In the United States, cold weather has blanketed much of the country. But that is not the only problem the US faces. In terms of the cost of damage caused by extreme weather, these are the most damaging (in descending order): hurricanes and cyclones, heat waves and droughts, extreme rainfall and floods, convective storms which cause tornadoes, hail and strong winds, and the polar vortex and extreme cold weather.

Ironically, such extreme weather is happening in countries that officially don’t take climate change seriously. Australia is led by a government that reportedly blocks action against climate change while US President Donald Trump denies climate change.

Meanwhile, a scientific review has found that we are losing 40 per cent of insect species while a third are now endangered. This rate of loss is eight times faster than that of mammals, reptiles and birds.

Intensive agriculture (which uses lots of pesticides), urbanisation and climate change is heavy a crushing effect on insects. This has much wider implications as insects are at the centre of the food web.
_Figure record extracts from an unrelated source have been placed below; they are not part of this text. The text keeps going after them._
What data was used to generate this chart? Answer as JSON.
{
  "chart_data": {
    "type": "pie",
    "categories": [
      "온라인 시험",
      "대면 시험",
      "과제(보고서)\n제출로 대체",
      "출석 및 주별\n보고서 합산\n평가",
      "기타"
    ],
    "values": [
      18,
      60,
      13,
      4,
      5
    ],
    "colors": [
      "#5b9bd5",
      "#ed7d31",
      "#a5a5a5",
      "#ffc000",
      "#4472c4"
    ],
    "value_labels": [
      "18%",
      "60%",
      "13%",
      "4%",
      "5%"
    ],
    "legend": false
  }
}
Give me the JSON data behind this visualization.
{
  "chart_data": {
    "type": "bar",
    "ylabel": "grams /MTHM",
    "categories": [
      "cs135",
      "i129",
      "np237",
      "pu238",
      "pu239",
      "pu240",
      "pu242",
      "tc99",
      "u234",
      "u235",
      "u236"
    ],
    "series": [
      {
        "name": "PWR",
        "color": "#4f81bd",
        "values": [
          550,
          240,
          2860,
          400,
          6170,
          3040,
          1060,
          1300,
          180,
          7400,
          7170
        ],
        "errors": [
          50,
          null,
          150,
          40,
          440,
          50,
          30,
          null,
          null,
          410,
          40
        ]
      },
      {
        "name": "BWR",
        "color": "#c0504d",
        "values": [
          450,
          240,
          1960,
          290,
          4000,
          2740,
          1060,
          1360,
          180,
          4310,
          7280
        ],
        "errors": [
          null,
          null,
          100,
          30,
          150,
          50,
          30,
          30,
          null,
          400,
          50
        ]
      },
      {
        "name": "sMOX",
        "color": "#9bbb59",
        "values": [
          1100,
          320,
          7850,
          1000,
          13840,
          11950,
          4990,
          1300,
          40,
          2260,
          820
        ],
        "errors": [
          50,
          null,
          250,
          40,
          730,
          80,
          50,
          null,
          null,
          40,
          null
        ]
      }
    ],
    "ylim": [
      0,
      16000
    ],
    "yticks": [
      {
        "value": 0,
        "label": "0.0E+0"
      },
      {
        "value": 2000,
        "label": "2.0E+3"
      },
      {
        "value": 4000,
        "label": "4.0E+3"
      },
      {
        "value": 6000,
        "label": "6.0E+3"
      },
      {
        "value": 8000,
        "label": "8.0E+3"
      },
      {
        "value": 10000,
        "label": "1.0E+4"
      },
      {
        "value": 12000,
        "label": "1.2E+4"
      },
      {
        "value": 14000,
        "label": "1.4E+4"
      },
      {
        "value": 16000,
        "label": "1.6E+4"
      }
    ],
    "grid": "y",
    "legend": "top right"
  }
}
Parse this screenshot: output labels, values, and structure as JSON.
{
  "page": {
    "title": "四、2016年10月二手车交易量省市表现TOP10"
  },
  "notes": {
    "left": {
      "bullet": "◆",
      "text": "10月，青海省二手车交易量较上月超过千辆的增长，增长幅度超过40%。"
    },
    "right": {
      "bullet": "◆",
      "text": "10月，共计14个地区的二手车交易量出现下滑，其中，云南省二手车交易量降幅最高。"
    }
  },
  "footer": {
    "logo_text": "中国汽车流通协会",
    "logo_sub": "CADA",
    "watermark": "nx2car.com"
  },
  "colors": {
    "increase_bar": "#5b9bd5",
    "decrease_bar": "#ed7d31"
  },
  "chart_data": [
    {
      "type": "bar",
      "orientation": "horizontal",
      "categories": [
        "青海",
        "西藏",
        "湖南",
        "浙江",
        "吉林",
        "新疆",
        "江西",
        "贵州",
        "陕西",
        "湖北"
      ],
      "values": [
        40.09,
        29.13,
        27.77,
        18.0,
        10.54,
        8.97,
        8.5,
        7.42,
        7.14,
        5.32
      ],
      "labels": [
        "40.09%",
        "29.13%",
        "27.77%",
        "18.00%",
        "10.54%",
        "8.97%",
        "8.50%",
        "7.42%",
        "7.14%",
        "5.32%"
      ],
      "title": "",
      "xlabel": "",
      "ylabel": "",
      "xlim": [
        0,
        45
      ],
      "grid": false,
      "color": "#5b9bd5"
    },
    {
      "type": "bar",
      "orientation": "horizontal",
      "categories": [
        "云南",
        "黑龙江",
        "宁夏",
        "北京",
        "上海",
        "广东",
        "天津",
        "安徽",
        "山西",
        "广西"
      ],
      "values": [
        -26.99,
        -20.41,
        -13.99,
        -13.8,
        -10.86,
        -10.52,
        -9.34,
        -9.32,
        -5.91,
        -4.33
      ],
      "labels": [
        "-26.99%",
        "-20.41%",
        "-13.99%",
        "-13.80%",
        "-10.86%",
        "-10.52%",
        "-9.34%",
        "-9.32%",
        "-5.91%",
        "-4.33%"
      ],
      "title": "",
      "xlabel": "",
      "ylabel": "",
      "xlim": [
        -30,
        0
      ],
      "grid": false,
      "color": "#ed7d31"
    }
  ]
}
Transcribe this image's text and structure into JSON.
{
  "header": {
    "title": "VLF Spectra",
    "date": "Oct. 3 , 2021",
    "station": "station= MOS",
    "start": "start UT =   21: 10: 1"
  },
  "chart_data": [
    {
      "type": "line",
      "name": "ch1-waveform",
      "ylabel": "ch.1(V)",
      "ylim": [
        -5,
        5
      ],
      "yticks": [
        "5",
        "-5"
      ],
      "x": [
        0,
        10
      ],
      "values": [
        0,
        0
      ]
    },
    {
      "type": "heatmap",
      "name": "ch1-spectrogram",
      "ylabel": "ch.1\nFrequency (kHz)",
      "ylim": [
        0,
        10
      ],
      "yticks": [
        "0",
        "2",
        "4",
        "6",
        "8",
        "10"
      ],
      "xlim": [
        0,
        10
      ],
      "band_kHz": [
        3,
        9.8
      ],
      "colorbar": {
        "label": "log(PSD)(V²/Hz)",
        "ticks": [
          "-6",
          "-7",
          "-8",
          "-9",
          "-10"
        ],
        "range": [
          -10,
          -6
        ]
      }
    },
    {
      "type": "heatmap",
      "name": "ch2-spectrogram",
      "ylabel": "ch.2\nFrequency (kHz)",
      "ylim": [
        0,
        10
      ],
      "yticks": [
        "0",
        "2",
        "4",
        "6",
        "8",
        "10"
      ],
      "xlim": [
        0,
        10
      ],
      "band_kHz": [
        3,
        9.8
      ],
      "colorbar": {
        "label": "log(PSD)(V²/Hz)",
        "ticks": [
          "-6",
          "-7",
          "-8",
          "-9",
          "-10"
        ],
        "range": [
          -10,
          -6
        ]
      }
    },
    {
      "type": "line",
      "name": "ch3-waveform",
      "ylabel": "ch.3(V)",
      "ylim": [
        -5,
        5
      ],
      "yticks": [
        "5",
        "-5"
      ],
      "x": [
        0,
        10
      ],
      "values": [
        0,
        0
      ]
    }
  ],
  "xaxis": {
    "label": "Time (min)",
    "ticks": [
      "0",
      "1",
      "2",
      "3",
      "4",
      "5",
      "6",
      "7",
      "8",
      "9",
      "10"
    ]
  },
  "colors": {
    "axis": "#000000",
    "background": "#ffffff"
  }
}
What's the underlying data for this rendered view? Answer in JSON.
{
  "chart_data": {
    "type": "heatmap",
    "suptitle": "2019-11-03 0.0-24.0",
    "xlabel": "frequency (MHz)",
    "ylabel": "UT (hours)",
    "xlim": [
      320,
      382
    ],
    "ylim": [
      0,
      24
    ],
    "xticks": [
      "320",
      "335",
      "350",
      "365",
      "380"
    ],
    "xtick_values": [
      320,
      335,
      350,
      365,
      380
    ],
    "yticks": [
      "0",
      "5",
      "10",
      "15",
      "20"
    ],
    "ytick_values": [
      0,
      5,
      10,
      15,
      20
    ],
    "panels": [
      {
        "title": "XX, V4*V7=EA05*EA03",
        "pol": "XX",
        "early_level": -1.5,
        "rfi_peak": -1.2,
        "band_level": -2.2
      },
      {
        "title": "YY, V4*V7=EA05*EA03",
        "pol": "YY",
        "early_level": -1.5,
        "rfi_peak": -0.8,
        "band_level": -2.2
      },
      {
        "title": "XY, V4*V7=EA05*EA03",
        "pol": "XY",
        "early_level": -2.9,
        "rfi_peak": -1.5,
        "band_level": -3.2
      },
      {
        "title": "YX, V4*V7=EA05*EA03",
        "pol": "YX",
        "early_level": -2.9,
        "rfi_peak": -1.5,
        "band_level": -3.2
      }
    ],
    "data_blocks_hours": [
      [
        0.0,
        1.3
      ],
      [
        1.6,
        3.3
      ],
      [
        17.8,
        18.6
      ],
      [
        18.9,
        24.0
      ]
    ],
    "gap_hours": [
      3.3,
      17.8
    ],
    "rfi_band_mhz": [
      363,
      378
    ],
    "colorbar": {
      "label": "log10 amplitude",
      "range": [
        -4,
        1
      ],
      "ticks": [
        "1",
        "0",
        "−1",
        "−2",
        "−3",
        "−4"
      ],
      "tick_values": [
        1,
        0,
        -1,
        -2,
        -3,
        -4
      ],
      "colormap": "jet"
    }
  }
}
The problem is much of the world is not taking such extreme weather seriously. Or if at all such calls highlighting a climate emergency are heard, it is seen as something which only individuals can respond to by changing their personal lifestyle choices.

For example, we are encouraged to eat less meat, use public transport, walk or cycle instead of driving cars, avoid air travel, recycle and reuse. Buzz words like “sustainable development” are bandied about.
Although each of these initiatives are commendable, it also diverts our attention away from the core issue and related problems facing the world — the exploitative nature of economic development and the ravenous appetite of the system for scarce natural resources.

So forests are disappearing; the sensitive ecosystem along coastlines are being degraded; more highways are in the pipeline, including along sensitive hill slopes. Expensive apartment blocks are being put up – even though few locals can afford them. Highways are being built even though our dizzying array of roads are already congested. There is talk of a “third national car” too.

The thing is much of this “development” may not even be necessary. It comes at a time when the total fertility rate for the Malaysian population has been steadily declining well below the population replacement level (which is 2.1 children per woman). In Penang, for instance, the total fertility rate is already 1.5 children per woman – well below the population replacement level.

So who are we building all these highways and apartment blocks for? The same goes for other parts of the country where the rate has fallen below replacement level.
Sadly, one of the major problems is that the benchmark for our economic performance is based on GDP growth. Because we are obsessed with this figure, we often forget the cost of mindless economic growth – and so we ignore the depletion of our natural resources, the loss of our forests and vanishing biodiversity, the death of our rivers, the flattening of our forests, the balding of our hills…
We also overlook how the economic wealth that is being generated is concentrated in fewer hands, including financial institutions, while the majority struggle to cope with the rising cost of living in the face of largely flat real wages. We fail to look at how billions of ringgit of this wealth is illicitly ferreted out of the country into off-shore havens. We fail to see how income inequality has led to a myriad of social problems.

Our corporate-led “development” model has also undermined community solidarity. At one time, we focused on building genuinely affordable housing and enhancing our system of universal public healthcare. Now, many cannot afford to buy homes or even to fall seriously ill.

So it is not individual greed and personal choices alone that are responsible for the worsening weather patterns. Rather, it is the systemic impact of corporate-led globalisation that is hurtling the world towards the point of no return.
Only God can save the planet from climate chaos. But he requires us to act - not just by looking at our own lifestyles, but by taking a long, critical look at our economic model – and then coming up with a more ecologically friendly model that puts People and the Planet ahead of Profits.